Simon Morris, the head of product at the Libra Association, has left the project within five months of joining, according to his LinkedIn profile accessed on Oct. 9.
The Switzerland-registered Libra Association is a not-for-profit membership organization established to govern the network for Facebook’s planned stablecoin.
A BitTorrent veteran and fleeting Libra contributor
Morris’s LinkedIn page indicates that he left the association in August — roughly two months after the social media giant announced its Libra plans.
Prior to his work on Libra, Morris was a BitTorrent veteran, working there for almost nine years across multiple roles until 2016, followed by a second stint in 2017–18 to oversee the design and development of a cryptocurrency project to be integrated into the BitTorrent protocol.

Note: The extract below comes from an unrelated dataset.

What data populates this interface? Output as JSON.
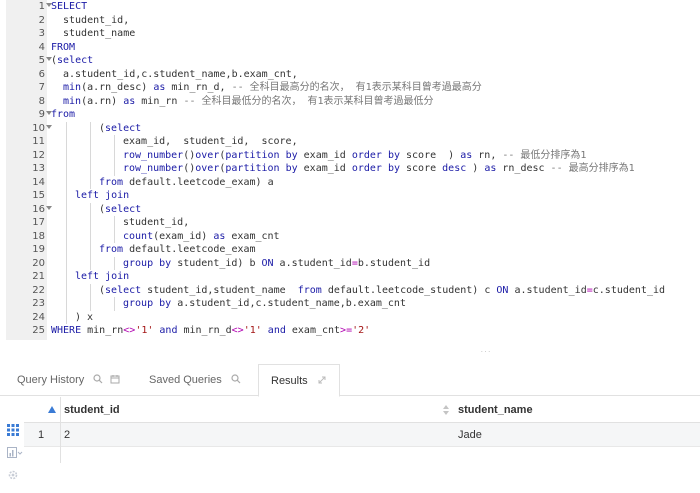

Morris’s profile continues:
“The work led directly to acquisition discussions which culminated in the acquisition of BitTorrent by TRON in May 2018. The crypto project lives on and is being brought to market under the name ‘Project Atlas.’”
Wavering allegiances
On Oct. 4, PayPal, one of the association’s major backers, pulled out of participation altogether citing worries that its own reputation might suffer.
“We remain supportive of Libra’s aspirations and look forward to continued dialogue on ways to work together in the future,” a PayPal representative told Cointelegraph at the time.
On Oct. 2, reports surfaced that other association members such as Visa, Mastercard and Stripe were also reevaluating their participation — concerned that Facebook may have exaggerated the extent to which regulators had accepted its plans.
Libra has faced a major backlash from regulators worldwide since it was unveiling in June.